POST /v1/agents/{agent_id}/versions/{version_id}/invoke

Example Request:

{
"messages": [
{
"role": "user",
"content": "What's in our HR policy about vacation days?"
}
],
"hxqlQuery": "SELECT * FROM SysContent"
}

Example Response:

{
"object": "response",
"createdAt": 1741705447,
"model": "amazon.nova-micro-v1:0",
"output": [
{
"type": "message",
"status": "completed",
"role": "assistant",
"content": [
{
"type": "output_text",
"text": "According to the HR policy, full-time employees receive 15 vacation days per year..."
}
]
}
],
"customOutputs": {
"sourceNodes": [
{
"docId": "6e4a7f58-13f1-4d3f-83b9-ec86c5b7df60",
"chunkId": "b9f622c9-7a62-46fc-8cf1-0d1f4d3c35d7",
"score": 0.95,
"text": "VACATION POLICY: Full-time employees are entitled to 15 vacation days per calendar year..."
}
],
"ragMode": "normal"
}
}

Response Fields

FieldDescription
outputList of response messages from the agent
customOutputs.sourceNodesDocuments retrieved from Content Lake that were used as context
customOutputs.sourceNodes[].scoreRelevance score (0–1) of the retrieved chunk
customOutputs.sourceNodes[].textText content of the retrieved chunk
customOutputs.ragModeRAG mode used (normal or deepResearch)
tip

Use latest as the version_id to invoke the most recent version of the agent.

Multi-Turn Conversation

RAG Agents support multi-turn conversations by passing previous messages in the messages array. The last message must always have role: "user".

Session-Based Memory

RAG agents support optional session-based short-term memory. Add an X-Session-ID header with a consistent UUID to maintain conversation context across multiple invocations.
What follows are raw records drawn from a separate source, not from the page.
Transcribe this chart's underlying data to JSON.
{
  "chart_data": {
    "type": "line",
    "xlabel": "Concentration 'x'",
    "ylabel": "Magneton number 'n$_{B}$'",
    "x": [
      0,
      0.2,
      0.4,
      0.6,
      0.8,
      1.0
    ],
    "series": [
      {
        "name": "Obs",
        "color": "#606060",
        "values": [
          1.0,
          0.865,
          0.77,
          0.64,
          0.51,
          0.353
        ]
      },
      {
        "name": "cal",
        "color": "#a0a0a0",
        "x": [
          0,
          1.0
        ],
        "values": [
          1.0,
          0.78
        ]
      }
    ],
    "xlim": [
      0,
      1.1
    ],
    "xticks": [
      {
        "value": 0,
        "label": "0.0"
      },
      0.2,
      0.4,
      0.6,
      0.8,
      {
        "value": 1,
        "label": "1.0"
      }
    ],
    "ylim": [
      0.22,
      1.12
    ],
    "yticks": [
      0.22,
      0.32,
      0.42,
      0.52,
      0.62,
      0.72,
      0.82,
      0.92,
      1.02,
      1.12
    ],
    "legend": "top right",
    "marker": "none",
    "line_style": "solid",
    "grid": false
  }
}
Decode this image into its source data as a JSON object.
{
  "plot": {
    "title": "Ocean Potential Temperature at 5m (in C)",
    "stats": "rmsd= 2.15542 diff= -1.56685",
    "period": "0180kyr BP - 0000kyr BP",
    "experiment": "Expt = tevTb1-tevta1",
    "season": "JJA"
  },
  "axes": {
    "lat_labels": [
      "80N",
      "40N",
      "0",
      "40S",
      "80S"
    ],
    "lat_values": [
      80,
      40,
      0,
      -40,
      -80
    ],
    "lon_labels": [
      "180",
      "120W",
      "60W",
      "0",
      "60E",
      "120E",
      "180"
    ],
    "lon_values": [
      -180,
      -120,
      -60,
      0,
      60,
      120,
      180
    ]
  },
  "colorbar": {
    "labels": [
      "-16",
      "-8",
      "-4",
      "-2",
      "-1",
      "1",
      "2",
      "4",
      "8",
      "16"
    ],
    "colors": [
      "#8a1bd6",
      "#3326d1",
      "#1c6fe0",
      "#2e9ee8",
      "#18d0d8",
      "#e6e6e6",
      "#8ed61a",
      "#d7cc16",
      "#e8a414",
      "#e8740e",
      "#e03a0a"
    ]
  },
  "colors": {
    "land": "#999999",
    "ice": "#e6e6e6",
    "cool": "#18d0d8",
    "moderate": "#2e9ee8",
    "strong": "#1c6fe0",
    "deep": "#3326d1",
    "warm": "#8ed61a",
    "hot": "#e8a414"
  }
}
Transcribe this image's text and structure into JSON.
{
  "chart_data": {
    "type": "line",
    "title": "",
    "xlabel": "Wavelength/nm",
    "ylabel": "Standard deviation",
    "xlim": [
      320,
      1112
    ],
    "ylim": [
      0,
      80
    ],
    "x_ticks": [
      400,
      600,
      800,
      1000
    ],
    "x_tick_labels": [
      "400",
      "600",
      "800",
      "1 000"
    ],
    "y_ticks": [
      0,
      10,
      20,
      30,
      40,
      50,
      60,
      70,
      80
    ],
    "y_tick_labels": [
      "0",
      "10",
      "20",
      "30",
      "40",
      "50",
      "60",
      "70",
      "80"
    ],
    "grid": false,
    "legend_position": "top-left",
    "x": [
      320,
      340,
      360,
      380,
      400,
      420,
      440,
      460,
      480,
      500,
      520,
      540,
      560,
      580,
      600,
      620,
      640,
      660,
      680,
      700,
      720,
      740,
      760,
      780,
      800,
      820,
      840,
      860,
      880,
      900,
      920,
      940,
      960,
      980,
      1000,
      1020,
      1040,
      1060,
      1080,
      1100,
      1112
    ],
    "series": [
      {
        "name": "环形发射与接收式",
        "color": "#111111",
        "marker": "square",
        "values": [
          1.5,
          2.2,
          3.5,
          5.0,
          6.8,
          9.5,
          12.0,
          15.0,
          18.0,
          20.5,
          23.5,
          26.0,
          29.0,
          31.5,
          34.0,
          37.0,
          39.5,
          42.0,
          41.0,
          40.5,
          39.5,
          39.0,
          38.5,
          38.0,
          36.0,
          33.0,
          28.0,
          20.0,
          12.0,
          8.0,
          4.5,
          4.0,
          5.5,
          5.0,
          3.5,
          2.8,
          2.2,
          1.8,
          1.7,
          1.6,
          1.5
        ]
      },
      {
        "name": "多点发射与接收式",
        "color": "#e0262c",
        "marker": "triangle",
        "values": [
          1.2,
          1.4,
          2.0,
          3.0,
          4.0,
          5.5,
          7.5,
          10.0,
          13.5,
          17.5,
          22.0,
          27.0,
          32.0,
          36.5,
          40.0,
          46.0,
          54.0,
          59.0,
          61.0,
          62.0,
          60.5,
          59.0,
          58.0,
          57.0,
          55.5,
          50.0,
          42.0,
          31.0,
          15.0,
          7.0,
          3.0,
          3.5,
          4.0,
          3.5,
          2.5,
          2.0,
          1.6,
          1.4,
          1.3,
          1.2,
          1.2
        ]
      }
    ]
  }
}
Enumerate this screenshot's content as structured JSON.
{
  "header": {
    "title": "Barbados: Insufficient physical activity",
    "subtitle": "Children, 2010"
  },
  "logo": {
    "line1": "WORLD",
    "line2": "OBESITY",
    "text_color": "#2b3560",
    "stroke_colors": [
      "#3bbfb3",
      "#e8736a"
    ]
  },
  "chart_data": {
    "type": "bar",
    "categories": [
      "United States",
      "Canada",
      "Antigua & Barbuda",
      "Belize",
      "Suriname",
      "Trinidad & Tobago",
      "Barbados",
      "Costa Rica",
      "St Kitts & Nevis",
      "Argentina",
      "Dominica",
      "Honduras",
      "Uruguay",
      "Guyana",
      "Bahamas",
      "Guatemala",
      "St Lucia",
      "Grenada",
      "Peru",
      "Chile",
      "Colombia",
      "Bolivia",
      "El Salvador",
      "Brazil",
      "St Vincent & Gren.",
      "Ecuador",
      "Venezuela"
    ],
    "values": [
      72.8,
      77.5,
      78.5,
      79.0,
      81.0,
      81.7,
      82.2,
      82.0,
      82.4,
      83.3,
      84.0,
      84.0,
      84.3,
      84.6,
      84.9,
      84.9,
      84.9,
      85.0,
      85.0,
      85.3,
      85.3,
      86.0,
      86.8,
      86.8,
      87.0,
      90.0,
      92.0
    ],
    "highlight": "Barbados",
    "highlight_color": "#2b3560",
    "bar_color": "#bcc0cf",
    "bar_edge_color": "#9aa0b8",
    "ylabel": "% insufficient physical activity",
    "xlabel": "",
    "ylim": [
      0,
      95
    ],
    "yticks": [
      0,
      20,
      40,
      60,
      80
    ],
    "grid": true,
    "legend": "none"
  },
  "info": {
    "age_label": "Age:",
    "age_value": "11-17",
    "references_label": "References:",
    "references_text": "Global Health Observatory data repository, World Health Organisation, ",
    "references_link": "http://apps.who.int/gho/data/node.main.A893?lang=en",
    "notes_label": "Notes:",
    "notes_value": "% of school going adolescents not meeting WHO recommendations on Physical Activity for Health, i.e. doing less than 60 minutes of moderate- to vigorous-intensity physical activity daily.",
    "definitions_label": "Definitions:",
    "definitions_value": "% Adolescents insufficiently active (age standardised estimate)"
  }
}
The platform does not auto-generate session IDs — you must generate and manage them yourself (any valid UUID).

{
"messages": [
{
"role": "user",
"content": "What's our vacation policy?"
},
{
"role": "assistant",
"content": "Full-time employees receive 15 vacation days per year..."
},
{
"role": "user",
"content": "How do I request time off?"
}
],
"hxqlQuery": "SELECT * FROM SysContent"
}

Streaming Support

RAG agents support streaming responses through the unified /v1/agents/{agent_id}/versions/{version_id-or-latest}/invoke-stream endpoint:

POST /v1/agents/{agent_id}/versions/{version_id-or-latest}/invoke-stream

Example Request:

{
"messages": [
{
"role": "user",
"content": "What's in our HR policy about vacation days?"
}
],
"hxqlQuery": "SELECT * FROM SysContent",
"enableHallucinationCheck": true,
"enableMultihopQueryRefinement": false
}
tip

When using streaming, responses come in chunks. Each chunk is a valid JSON object containing a portion of the complete response. The concatenation of all chunks forms the complete text response, which is not in JSON format.

tip

Due to the nature of streaming, returning data chunk by chunk, failures that occur during runtime are difficult to return to the client. Therefore, the returned status code might be a 200. Please check the logs for errors that occur.

Error Responses

When a request fails, the API returns a JSON error response in the following format:

{
"status": 400,
"error": "HTTPException",
"message": "Description of what went wrong"
}

Common Errors

StatusErrorDescription
400Bad RequestInvalid agent configuration (e.g., missing hxqlQuery at both config and invocation level) or invalid invocation parameters.
401UnauthorizedMissing or expired access token. Re-authenticate to obtain a new token.
403ForbiddenInsufficient permissions for the requested operation. Verify your IAM user group permissions.
404Not FoundAgent ID or version does not exist. Use GET /v1/agents to verify available agents.